À chaud

À peine tournée la dernière page, je ne peux m’empêcher de vous parler de ce magnifique roman, Après la mer, d’Alexandre Feraga. Un bonheur d’autant plus apprécié que je n’avais aucune attente à son égard. En effet, j’avais choisi ce bouquin au pif, pressée d’alimenter ma liseuse avant le départ pour un week-end à Montréal. Jamais entendu parler jusqu’à ce jour ni du livre ni de son auteur.

Moitié autobiographie, moitié fiction. Alexandre, dix ans, vit en France avec ses demi-frères et demi-sœurs, une mère qui s’étiole et un père absent. Mohamed part tôt le matin, revient en fin de journée pour manger, silencieux, son veston sur le dossier de sa chaise, ses clefs d’auto à côté de son assiette, prêt à s’évader. Un bon jour, alors même que Dorothée avoue son amour à Alexandre, ce dernier apprend qu’il part en vacances, seul avec son père. L’enfant n’y comprendra rien tant qu’il ne sera pas en Algérie, en route vers ses grands-parents pour qui il n’est plus Alexandre, mais Habib. Mais il n’a pas encore saisi le but véritable du voyage qui s’avérera douloureux et cathartique.

 La parole est ce qu’il y a de plus important au monde, a-t-il ajouté. Mais parfois, il faut aussi apprendre dans le silence.

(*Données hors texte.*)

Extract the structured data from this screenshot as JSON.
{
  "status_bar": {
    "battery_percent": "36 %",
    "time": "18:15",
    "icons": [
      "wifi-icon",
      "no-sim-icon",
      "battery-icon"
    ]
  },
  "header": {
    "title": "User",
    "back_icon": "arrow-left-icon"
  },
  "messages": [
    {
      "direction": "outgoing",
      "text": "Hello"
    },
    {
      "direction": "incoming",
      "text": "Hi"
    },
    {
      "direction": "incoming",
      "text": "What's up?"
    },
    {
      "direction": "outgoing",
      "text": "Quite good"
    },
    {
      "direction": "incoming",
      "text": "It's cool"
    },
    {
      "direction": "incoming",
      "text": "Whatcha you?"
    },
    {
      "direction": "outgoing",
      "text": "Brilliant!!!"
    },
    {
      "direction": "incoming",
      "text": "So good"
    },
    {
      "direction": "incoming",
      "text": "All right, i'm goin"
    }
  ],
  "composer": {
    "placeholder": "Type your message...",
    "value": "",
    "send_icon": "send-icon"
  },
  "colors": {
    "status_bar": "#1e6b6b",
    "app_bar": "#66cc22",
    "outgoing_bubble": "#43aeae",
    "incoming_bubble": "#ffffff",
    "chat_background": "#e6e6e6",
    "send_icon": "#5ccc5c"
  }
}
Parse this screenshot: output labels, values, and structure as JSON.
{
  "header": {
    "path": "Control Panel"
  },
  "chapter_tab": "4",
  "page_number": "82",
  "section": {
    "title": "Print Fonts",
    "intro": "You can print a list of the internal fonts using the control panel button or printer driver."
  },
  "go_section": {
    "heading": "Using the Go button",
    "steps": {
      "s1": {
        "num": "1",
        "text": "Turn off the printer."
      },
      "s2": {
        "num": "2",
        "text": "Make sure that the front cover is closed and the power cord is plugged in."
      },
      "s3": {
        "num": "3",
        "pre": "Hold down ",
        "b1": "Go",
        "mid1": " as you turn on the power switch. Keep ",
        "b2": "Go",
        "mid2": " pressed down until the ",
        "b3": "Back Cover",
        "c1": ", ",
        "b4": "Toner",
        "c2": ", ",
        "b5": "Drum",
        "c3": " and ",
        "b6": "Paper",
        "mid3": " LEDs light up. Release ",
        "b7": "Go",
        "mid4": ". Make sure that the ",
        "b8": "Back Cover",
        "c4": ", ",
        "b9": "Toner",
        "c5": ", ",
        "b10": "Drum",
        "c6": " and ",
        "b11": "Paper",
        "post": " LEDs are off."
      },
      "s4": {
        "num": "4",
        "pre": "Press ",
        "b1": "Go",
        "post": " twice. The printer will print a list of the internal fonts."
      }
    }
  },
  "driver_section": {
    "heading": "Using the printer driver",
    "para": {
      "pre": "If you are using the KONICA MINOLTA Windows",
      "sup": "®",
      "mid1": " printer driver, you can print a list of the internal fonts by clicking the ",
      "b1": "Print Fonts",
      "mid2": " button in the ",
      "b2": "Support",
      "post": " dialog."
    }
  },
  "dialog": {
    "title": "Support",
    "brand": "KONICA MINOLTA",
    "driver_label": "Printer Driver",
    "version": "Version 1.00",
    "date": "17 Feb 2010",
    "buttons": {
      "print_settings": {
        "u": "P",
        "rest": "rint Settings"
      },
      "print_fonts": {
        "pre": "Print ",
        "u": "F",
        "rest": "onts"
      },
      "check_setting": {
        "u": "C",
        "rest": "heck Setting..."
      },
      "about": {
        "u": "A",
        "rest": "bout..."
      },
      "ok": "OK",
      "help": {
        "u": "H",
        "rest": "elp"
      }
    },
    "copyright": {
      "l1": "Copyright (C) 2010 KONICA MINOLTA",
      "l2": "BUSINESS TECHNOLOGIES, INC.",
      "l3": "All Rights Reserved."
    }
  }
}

Qui mieux que moi pouvait saisir toute la portée de sa dernière phrase ? Le silence de Mohamed était un fléau en même temps qu’un terreau fertile. J’ai beaucoup appris dans le silence. Mon imagination s’est développée dans le silence, a proliféré dans tous mes tissus, comme une plante traçante. Elle ne me permettait pas seulement de réinventer des parents, de redéfinir mes racines, de réviser mon histoire, l’imagination m’a également permis de transformer l’absence en carnaval et les attaques de Salim en paragraphes. Le silence de mes parents m’a pesé, les mots importants que j’espérais m’ont manqué, mais l’imagination a pris le relais ; comme une nourrice, elle m’a fourni des prothèses pour avancer, pour accepter de me montrer au monde. L’imagination m’a autorisé à vivre.

Feraga raconte avec élégance et poésie une enfance française (la partie non fictive) et algérienne (la partie fictive). Ça parle de l’absence du père, de la résilience, de l’identité déchirée, des racines écartelées entre deux cultures. Il sait nous faire sentir les blessures cuisantes d’Alexandre/Habib, ses émois, ses éblouissements. La dureté côtoie la tendresse, la solitude chemine avec l’amitié. C’est un récit touchant, incandescent.